World's Best Histories: FRANCE
BY M. GUIZOT AND MADAME GUIZOT DE WITT
IN EIGHT VOLUMES VOLUME SEVEN

HISTORY OF FRANCE
VOLUME SEVEN
TABLE OF CONTENTS--VOL. VII.
CHAPTER VII.
The Consulate (1799-1804)
CHAPTER VIII.
Glory and Success (1804-1805)
CHAPTER IX.
Glory and Conquest (1805-1808)
CHAPTER X.
The Home Government (1804-1808)
CHAPTER XI.
Glory and Illusions. Spain and Austria
CHAPTER XII.
The Divorce (1809-1810)
CHAPTER XIII.
Glory and Madness. The Russian Campaign (1811-1812)

THE HISTORY OF FRANCE
CHAPTER VII.
THE CONSULATE (1799-1804).
For more than ten years, amid unheard of shocks and sufferings, France had been seeking for a free and regular government, that might assure to her the new rights which had only been gained through tribulation. She had overthrown the Monarchy and attempted a Republic; she had accepted and rejected three constitutions, all the while struggling single-handed with Europe, leagued against her. She had undergone the violence of the Reign of Terror, the contradictory passions of the Assemblies, and the incoherent feebleness of the Directory.

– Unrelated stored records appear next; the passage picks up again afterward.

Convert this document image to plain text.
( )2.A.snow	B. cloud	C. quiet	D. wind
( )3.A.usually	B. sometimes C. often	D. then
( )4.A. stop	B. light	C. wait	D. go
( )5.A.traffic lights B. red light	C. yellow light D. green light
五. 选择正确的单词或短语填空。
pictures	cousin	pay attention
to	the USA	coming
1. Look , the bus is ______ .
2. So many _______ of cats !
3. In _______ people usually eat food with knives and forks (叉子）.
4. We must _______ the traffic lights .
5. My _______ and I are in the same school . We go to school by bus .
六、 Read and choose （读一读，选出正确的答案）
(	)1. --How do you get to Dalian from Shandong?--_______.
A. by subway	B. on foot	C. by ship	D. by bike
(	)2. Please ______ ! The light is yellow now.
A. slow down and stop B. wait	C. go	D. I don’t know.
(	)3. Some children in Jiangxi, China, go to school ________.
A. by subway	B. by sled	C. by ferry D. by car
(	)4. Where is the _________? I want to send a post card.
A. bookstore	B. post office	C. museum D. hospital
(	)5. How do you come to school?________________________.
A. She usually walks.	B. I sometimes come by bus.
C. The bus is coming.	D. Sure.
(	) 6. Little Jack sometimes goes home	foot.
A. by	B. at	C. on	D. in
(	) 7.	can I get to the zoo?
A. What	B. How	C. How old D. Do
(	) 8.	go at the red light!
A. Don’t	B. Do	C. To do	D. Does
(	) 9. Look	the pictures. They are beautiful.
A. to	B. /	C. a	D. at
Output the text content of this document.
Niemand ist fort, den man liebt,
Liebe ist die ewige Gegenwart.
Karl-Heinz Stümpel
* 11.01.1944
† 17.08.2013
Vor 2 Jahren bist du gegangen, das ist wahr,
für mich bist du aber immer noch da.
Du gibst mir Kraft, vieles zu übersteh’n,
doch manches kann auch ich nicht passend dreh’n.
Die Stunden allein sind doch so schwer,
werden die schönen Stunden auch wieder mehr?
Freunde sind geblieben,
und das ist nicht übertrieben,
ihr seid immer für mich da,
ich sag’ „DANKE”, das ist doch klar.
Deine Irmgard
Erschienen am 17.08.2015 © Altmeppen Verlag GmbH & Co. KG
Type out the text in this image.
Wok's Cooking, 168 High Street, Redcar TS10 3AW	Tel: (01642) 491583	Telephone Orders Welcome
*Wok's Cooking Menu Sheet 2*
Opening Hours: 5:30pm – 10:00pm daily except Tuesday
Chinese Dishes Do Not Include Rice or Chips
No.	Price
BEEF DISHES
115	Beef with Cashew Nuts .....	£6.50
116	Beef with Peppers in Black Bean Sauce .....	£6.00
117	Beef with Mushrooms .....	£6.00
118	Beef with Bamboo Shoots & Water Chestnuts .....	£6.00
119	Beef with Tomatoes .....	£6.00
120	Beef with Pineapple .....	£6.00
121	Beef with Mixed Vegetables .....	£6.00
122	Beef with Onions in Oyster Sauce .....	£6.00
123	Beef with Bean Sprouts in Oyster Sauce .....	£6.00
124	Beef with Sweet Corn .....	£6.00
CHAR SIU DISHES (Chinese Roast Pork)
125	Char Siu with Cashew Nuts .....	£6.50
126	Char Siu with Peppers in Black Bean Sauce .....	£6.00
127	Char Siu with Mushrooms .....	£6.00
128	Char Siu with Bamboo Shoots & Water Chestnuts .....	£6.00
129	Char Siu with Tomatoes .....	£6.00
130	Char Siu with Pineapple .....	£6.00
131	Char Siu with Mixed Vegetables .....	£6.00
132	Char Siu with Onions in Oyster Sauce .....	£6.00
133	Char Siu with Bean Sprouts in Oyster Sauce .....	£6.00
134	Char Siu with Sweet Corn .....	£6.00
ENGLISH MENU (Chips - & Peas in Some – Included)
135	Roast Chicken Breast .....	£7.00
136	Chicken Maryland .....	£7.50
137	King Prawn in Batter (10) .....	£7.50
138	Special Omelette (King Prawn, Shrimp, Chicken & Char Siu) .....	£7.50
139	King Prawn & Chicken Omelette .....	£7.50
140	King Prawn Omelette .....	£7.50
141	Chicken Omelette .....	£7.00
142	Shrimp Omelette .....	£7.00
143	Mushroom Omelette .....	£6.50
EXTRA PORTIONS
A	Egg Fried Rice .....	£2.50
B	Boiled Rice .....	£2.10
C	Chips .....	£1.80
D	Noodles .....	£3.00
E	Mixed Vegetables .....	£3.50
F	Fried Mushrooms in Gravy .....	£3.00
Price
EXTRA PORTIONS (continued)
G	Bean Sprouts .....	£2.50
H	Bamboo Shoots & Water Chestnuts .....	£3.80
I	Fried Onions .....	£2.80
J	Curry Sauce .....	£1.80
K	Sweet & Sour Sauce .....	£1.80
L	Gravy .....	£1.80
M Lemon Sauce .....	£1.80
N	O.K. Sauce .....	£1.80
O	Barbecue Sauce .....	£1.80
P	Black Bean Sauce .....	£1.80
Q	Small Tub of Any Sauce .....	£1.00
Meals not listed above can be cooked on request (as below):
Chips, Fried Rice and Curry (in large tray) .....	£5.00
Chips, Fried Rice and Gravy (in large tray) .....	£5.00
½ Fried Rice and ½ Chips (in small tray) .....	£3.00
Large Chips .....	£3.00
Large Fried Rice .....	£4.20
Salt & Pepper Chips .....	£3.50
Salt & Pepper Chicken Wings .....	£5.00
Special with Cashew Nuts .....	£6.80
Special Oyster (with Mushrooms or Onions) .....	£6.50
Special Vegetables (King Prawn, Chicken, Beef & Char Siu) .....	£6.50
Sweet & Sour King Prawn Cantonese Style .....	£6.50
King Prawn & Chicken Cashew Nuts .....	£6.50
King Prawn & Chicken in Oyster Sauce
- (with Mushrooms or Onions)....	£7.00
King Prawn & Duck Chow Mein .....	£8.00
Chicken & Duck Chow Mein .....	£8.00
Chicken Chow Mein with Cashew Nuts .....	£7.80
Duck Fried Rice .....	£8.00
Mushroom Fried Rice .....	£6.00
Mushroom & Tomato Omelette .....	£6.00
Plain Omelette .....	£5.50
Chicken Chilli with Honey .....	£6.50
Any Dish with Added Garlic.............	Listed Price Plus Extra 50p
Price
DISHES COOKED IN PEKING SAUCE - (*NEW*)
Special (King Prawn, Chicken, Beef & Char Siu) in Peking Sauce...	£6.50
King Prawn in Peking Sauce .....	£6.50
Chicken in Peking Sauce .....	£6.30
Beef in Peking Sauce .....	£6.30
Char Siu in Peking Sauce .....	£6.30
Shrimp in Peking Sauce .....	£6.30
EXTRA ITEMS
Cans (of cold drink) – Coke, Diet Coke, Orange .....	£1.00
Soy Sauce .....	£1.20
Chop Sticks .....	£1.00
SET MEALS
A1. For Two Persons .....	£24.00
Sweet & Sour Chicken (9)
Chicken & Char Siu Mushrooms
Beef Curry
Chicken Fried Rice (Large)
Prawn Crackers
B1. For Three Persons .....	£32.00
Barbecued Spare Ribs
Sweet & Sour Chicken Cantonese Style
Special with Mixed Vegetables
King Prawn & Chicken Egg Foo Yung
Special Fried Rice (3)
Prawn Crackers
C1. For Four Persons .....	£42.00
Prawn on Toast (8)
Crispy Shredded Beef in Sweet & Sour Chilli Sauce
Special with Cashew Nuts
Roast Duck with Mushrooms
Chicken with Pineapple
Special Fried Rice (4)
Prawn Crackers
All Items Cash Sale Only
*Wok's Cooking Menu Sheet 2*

For the first time since the death of King Louis XIV., her history finds once more a centre, and henceforth revolves round a single man. For fifteen years, victorious or vanquished, at the summit of glory, or in the depths of abasement, France and Europe, overmastered by an indomitable will and unbridled passion for power, were compelled to squander their blood and their treasure upon that page of universal history which General Bonaparte claims for his own, and which he has succeeded in covering with glory and crime.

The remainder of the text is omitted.